Are only private businesses subject to this mandate? What about government?

Government bodies and unions are exempt from this mandate. Private businesses alone would bear the burden of this new law if Wilmette opts in. These exemptions in the ordinances beg the obvious question – “If these ordinances are good for small business, why not government institutions and unions as well?”  

 

What does “opting out” mean?

Opting out means that Wilmette Village Trustees trust small businesses to do the right thing and be good employers – as the Village Board’s business survey has already evidenced.

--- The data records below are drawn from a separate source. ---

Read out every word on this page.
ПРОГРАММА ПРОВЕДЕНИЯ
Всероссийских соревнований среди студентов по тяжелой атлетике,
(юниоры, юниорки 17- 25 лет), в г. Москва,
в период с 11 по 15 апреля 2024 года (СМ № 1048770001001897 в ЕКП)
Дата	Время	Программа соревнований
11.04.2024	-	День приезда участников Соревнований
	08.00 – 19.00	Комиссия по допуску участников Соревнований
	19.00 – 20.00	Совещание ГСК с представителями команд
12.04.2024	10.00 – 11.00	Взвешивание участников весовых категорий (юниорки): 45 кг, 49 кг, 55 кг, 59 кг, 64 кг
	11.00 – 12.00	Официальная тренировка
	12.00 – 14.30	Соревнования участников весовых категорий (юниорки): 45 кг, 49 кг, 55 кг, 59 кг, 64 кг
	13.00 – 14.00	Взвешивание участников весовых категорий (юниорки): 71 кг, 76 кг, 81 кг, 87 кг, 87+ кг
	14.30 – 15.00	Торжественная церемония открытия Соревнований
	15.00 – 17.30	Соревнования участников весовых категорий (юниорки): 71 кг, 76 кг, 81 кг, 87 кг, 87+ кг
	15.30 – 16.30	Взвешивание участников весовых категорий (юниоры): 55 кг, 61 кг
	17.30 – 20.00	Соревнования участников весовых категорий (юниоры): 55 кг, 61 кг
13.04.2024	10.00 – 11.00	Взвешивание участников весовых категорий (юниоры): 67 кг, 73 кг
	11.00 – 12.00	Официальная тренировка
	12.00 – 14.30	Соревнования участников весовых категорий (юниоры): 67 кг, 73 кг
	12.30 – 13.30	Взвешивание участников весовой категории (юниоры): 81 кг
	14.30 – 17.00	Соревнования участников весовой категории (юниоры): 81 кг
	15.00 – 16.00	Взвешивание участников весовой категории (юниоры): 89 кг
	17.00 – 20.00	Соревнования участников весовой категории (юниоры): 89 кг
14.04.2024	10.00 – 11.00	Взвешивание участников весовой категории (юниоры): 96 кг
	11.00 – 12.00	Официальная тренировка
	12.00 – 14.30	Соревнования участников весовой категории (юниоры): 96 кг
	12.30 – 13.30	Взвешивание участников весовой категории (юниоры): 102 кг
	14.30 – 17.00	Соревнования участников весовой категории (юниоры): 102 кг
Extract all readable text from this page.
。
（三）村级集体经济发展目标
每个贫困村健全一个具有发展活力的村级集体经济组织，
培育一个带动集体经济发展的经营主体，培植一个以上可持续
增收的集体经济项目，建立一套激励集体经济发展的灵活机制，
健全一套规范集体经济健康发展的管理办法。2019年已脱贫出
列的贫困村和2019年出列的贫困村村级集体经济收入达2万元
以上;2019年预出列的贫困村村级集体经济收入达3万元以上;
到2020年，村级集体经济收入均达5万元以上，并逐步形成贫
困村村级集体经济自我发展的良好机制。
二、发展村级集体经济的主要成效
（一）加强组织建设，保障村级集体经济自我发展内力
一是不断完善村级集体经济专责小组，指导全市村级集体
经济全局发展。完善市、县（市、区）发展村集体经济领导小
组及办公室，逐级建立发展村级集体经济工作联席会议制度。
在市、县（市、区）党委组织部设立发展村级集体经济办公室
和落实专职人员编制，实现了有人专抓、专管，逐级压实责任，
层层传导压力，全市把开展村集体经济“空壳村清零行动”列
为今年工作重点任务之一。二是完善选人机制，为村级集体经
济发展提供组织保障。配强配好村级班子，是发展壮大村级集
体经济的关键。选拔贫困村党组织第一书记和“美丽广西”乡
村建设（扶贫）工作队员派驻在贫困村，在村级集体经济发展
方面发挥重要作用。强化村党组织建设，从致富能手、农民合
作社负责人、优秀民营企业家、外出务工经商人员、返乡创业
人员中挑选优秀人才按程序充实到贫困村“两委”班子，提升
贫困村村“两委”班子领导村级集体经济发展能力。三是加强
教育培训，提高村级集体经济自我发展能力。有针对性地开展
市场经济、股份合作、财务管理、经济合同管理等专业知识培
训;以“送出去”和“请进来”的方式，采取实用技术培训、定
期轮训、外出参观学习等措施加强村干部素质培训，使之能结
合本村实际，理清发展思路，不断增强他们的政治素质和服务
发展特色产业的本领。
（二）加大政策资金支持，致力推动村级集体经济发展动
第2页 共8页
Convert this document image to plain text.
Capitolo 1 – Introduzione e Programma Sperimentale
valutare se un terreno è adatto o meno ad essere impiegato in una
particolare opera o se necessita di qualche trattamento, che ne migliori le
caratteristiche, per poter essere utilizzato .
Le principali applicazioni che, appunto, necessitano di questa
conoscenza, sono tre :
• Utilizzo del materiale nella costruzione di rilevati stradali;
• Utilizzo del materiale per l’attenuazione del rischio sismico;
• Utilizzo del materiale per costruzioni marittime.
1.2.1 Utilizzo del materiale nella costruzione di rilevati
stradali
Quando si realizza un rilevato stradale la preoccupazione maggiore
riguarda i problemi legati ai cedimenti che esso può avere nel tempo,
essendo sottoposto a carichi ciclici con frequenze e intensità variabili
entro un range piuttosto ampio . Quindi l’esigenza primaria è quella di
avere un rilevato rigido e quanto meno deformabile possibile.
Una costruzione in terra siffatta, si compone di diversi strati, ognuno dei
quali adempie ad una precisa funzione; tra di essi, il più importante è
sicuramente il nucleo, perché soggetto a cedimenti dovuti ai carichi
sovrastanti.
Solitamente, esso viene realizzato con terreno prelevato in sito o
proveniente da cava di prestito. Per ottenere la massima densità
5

It means protecting workers’ jobs, since healthy businesses mean more jobs and better pay.

 

I keep hearing that Wilmette residents already voted for these mandates. Is that true? No. That’s misinformation. Wilmette residents have voted for versions of these mandates in previous years. However, those previous mandates were far less onerous and they were voted on separately and in different years.

Wilmette residents have never voted on this combination of more onerous mandates as the question was never asked of them.

 

Why shouldn’t the Wilmette Board follow Cook County’s directives? The Wilmette Board shouldn’t take cues on how to regulate its businesses from Cook County officials. Their record is abysmal.

Cook County and Chicago finances are among the worst in the nation, with Chicago’s credit already rated junk by Moody’s Investors Service. And employees, residents and families are fleeing. Cook County had the highest population loss of any county in the nation between 2015 and 2016.

The county is also bleeding manufacturing jobs as companies flee to more business-friendly places. The Cook County metro area has lost over 180,000 manufacturing jobs since 2000, or nearly 40 percent of the manufacturing jobs it had back then.

Also, Illinois, and by extension Cook County, has the highest rate of African-American unemployment in the country, 10 percent, at a time when African-American unemployment is at an all-time low nationwide.

With such a record, Cook County has no business getting into Wilmette business.